The SEC has become increasingly active in crypto in the past few months. Most recently with the announced settlements involving the founder of the EtherDelta exchange and the prolonged decisions on the ETF.
While the market has reacted with surprise to these actions, many of the cases or at least the approaches have been undoubtedly confusing for regulators.
For instance, the Commodity Futures Trading Commission (CFTC) treats crypto as commodities, the Securities and Exchange Commission (SEC) insists they are securities, the Treasury Department’s Financial Crimes Enforcement Network (FinCEN) applies currency rules, and the Internal Revenue Service treats digital money as property.

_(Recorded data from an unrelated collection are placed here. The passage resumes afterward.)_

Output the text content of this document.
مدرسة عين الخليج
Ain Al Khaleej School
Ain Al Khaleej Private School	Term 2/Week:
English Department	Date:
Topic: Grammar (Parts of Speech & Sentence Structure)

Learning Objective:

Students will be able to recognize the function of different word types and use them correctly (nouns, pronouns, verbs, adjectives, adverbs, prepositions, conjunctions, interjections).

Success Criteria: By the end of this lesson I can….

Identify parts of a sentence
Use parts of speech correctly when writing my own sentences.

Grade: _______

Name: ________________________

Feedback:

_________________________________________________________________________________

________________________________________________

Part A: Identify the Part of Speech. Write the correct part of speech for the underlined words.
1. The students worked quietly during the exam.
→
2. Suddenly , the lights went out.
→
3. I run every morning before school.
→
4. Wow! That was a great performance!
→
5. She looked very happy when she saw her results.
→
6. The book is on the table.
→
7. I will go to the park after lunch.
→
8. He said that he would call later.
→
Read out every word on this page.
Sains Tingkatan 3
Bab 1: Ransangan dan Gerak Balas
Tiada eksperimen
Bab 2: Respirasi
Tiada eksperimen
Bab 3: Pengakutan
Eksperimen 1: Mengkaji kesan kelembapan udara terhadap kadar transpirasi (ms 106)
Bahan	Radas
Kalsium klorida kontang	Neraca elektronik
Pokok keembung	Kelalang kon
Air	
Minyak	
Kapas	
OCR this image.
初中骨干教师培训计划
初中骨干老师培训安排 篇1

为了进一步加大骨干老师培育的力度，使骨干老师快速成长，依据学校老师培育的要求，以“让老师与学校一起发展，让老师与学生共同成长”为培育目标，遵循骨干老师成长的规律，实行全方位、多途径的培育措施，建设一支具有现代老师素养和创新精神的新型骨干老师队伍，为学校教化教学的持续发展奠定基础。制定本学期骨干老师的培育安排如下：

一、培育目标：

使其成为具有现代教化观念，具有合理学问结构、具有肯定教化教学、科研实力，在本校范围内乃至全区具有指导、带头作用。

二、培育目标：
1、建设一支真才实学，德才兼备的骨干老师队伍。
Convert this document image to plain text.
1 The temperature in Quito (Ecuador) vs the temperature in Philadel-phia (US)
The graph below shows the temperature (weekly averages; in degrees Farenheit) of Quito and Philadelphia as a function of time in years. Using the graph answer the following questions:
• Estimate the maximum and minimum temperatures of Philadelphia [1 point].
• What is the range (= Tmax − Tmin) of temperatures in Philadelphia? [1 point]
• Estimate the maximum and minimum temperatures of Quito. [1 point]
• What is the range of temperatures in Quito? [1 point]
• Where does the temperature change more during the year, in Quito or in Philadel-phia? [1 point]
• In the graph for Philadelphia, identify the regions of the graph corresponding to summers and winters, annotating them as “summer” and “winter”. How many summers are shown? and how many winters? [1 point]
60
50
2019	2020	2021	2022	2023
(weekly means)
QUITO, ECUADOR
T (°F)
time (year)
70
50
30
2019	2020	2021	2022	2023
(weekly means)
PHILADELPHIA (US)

Financial regulators and lawmakers are taking time to figure out ways to better handle the realm of digital assets, many federal agencies that are not concerned with monetary matters are exploring the uses of blockchain technology to aid their day-to-day operations.
On the latest, The new announcement by the SEC states that the decision regarding the potential approval for a Bitcoin ETF is once again postponed. This time, the SEC declared that the decision will be made by February 27th, 2019.
The VanEck/SolidX Bitcoin Trust ETF was first submitted for SEC approval earlier this summer. The exchange-traded fund would hold real, physical bitcoin and cater to institutional investors. Some believe it has the best chance of being the world’s first bitcoin ETF.
While the SEC has denied every other bitcoin ETF that has come across its desk, some believe this ETF is different.
Jake Chervinsky @jchervinsky a lawyer focused on consulting for blockchain businesses, took on twitter to explain his point of view on the subject.
In simple terms, the SEC is basically stating the main reason for delaying is to give the space a chance to confront manipulation thru the exchanges abroad, which in turn they have no control on how exchanges are going to approach the situation providing a far less chance of getting approved. Stating a 10% chance of approval at current times.
In response to the SEC’s grounds for disapproval, both CBOE and SolidX filed comments explaining why the ETF satisfies Exchange Act § 6(b)(5), in addition to rebutting the SEC’s other concerns.
Hester Peirce, dubbed “Crypto Mom” by the community for her dissent with the SEC’s decision to reject a Bitcoin ETF proposed by Cameron and Tyler Winklevoss, said that a crypto or Bitcoin ETF is “definitely possible,” but it could be years away:
“Definitely possible could be 20 years from now, or it could be tomorrow. Don’t hold your breath. The SEC took a long time to [establish] Finhub. It might take even longer to approve an exchange-traded product,” — Hester Peirce, commissioner of the United States Securities and Exchange Commission (SEC), speaking about Bitcoin ETF approval.
The SEC is right to focus on protecting investors against market manipulation and the security of their crypto assets. These are core to the SEC’s mission. However, there is not an asset class on the planet where absolute guarantees can be made against attempted manipulations.
The strength of market surveillance and anti-manipulation policies varies widely across the many crypto trading markets, in different areas of the world and this is a cause for concern. On the plus side, the large number of venues in which bitcoin trades arguably makes it less susceptible to manipulation than spot markets for other assets where trading is more concentrated.
Active arbitrage between the OTC and spot exchanges should also reduce manipulation risk. But on the negative side, the bitcoin spot market’s thin liquidity and domination by individual investors increase manipulation risk.
The recent launch of bitcoin futures products on exchanges regulated by the CFTC have reinforced this trend, prompting the adoption of anti-manipulation policies, better market surveillance, and information-sharing agreements between the crypto spot markets and regulated futures exchanges.
As crypto trading has survived and matured, we now we see institutional investor interest picking up.
The SEC has a difficult task in ensuring appropriate investor protections and hopefully regulating without setting impossibly high standards.
Given the current market situation and stage of the cycle from a technical perspective. We believe the ETF will not be approved. Fundamentally it will be devastating for Bitcoin.
Prepare for the worst but hope for the best.